Article info 2015 3 (6)    003  (01)   pp.  48 ~ 54
Title Comparative profiling of breast cancer tissue membrane proteome by use of SDS-PAGE based cICAT method
Authors Seong-Jun Park1, Joohee Mun1, Won Suk Yang1, Mohammad Humayun Kabir1, Jeonghun Yeom1,2, Jihye Shin1, Hee-Sung Ahn1,2, Shinyeong Joo1, Yu Mi Kwon1, Mijeong Kim1, Dong Huey Cheon1, Su-Min Lee1, Yae Eun Park1, Kyeong Yeon Kim1, Ji Eun Lee1, Eun Gyeong Yang1, Myeong-Hee Yu1, Dong-Young Noh3 and Cheolju Lee1,2,*
Institutions 1Center for Theragnosis, Biomedical Research Institute, Korea Institute of Science and Technology, Seoul 136-791, Korea, 2Department of Biomolecular Science, University of Science and Technology, Daejeon 305-350, Korea, 3Breast Care Center, Seoul National University Hospital, Seoul 110-744, Korea. *Correspondence: clee270@kist.re.kr
Abstract Breast cancer is the most common cancer among women worldwide. There is an emerging interest in protein expression profiling with the aim of identifying novel diagnostic markers and therapeutic targets in breast cancer. We analyzed breast cancer tissues by using the cICAT (cleavable isotope-coded affinity tag) labeling approach and tandem mass spectrometry.

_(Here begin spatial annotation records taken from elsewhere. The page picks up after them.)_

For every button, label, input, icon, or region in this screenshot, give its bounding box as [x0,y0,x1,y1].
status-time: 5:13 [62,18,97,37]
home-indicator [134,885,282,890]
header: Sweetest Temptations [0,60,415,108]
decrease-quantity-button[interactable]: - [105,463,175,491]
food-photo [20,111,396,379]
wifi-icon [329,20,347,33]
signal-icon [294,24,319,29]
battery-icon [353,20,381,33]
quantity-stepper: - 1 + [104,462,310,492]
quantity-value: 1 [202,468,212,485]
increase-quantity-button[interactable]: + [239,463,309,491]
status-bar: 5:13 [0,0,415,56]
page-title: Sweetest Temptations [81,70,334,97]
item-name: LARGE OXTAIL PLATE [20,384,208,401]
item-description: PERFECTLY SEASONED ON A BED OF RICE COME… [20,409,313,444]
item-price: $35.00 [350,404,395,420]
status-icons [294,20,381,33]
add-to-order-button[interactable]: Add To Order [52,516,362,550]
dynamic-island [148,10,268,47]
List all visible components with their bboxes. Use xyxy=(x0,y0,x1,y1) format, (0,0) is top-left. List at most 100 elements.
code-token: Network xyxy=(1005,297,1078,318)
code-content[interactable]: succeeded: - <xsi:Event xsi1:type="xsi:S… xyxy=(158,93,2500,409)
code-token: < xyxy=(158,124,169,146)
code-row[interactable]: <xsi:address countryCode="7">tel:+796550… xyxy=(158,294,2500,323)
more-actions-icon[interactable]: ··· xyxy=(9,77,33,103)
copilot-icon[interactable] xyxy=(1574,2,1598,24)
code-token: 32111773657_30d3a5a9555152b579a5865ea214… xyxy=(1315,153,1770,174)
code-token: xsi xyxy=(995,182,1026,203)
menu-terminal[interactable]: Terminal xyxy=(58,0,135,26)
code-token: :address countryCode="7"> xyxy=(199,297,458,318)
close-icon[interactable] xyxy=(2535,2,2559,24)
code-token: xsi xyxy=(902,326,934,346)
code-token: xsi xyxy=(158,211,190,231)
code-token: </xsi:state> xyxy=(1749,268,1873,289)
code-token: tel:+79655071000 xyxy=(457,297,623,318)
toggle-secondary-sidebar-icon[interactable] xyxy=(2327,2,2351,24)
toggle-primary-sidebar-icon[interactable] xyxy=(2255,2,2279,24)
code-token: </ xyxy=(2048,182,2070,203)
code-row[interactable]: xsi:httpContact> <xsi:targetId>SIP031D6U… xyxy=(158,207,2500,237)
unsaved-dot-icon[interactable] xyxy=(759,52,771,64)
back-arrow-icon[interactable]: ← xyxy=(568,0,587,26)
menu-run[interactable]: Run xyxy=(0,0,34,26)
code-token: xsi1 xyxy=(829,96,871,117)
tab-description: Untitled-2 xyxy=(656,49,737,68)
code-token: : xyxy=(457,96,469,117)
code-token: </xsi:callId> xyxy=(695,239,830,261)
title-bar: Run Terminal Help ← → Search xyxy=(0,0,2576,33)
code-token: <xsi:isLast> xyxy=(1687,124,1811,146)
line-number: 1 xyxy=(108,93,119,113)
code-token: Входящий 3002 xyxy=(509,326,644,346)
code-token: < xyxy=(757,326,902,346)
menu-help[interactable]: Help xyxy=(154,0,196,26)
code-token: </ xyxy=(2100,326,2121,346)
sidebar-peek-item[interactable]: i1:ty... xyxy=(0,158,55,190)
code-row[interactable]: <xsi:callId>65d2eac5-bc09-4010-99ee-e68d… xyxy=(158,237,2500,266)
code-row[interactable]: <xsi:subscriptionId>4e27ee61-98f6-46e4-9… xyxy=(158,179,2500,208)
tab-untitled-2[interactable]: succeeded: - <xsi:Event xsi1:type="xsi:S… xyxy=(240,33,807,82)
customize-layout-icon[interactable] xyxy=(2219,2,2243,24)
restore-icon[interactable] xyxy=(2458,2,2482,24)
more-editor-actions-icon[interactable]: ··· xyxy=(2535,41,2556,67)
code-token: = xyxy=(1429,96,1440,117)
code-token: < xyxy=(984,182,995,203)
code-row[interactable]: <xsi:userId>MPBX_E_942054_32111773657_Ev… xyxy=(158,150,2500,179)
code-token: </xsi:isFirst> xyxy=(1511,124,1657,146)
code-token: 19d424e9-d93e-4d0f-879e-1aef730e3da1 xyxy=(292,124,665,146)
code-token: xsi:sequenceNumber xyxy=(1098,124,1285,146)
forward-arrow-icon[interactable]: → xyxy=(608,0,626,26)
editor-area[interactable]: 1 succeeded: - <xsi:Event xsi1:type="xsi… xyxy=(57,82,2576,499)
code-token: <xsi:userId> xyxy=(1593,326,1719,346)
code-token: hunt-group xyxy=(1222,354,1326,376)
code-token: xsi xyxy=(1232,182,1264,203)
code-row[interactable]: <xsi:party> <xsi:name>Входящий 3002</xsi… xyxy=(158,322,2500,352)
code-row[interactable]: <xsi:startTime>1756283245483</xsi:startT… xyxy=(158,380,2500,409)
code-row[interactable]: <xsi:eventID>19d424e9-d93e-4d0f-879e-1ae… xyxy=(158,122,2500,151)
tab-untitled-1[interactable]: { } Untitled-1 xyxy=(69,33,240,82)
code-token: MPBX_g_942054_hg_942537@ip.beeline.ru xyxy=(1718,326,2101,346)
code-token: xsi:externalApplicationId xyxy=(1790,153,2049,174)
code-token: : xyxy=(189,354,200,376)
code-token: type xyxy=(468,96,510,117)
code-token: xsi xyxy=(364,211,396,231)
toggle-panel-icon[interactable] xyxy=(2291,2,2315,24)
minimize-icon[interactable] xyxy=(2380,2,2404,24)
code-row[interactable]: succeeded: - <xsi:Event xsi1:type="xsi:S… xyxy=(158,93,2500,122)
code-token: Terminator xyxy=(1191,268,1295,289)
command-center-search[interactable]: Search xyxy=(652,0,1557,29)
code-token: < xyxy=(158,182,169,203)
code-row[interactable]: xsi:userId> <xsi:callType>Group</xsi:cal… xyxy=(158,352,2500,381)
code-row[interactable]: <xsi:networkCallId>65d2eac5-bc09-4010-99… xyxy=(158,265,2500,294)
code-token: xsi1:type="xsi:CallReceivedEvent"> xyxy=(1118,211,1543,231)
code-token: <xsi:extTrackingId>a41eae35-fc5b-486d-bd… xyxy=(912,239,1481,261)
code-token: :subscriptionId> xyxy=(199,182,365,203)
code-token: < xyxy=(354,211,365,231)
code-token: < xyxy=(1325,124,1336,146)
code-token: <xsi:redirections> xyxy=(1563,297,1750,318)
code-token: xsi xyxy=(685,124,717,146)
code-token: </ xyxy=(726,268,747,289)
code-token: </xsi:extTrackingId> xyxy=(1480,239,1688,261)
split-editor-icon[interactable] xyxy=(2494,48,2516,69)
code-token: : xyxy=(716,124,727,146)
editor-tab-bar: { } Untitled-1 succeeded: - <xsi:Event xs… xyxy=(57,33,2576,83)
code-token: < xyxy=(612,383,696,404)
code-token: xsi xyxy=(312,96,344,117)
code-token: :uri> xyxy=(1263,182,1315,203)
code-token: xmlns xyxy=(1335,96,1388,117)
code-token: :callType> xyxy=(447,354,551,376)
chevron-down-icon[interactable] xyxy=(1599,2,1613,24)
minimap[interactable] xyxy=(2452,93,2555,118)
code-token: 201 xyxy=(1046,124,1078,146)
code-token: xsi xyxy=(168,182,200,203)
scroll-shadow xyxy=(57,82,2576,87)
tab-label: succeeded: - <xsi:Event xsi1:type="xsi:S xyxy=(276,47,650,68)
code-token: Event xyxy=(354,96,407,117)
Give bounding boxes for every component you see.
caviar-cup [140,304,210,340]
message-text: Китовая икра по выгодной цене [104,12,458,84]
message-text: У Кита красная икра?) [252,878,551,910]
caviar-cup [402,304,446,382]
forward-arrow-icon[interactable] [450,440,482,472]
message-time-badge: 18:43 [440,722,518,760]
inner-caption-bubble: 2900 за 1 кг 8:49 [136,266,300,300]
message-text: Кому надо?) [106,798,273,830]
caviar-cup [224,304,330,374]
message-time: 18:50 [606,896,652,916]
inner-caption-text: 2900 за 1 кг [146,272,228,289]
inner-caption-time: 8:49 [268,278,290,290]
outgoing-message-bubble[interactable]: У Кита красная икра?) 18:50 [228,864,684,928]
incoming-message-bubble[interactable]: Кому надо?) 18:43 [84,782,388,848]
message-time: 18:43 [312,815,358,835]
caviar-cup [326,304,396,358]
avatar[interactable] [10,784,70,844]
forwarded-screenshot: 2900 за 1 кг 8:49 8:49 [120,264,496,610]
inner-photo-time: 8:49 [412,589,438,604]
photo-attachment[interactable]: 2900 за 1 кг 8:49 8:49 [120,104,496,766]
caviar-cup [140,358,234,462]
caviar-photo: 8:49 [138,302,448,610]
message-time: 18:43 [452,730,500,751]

Breast cancer and matched normal tissues were fractionated by ultracentrifugation to enrich membrane proteins, and cICAT labeled proteins were separated by SDS-PAGE. A total of 364 proteins were identified and quantified. Among the proteins that showed >1.5 fold difference between normal and cancer (36.6%), five (RPN1, ERp29, Trop2, PrP and PIGR) were selected for confirmation. Western blot on 10 pairs of normal and cancer tissues revealed that the expression of RPN1 and ERp29 were increased in breast cancer tissue, while Trop2, PrP and PIGR were decreased. Those Western blot results were highly consistent with cICAT results. Higher level of RPN1 and ERp29 and lower level of Trop2 in breast cancer cell lines compared to normal breast cell lines were observed. The result supports reliability of our SDS-PAGE based ICAT method in quantifying cancer tissue proteome.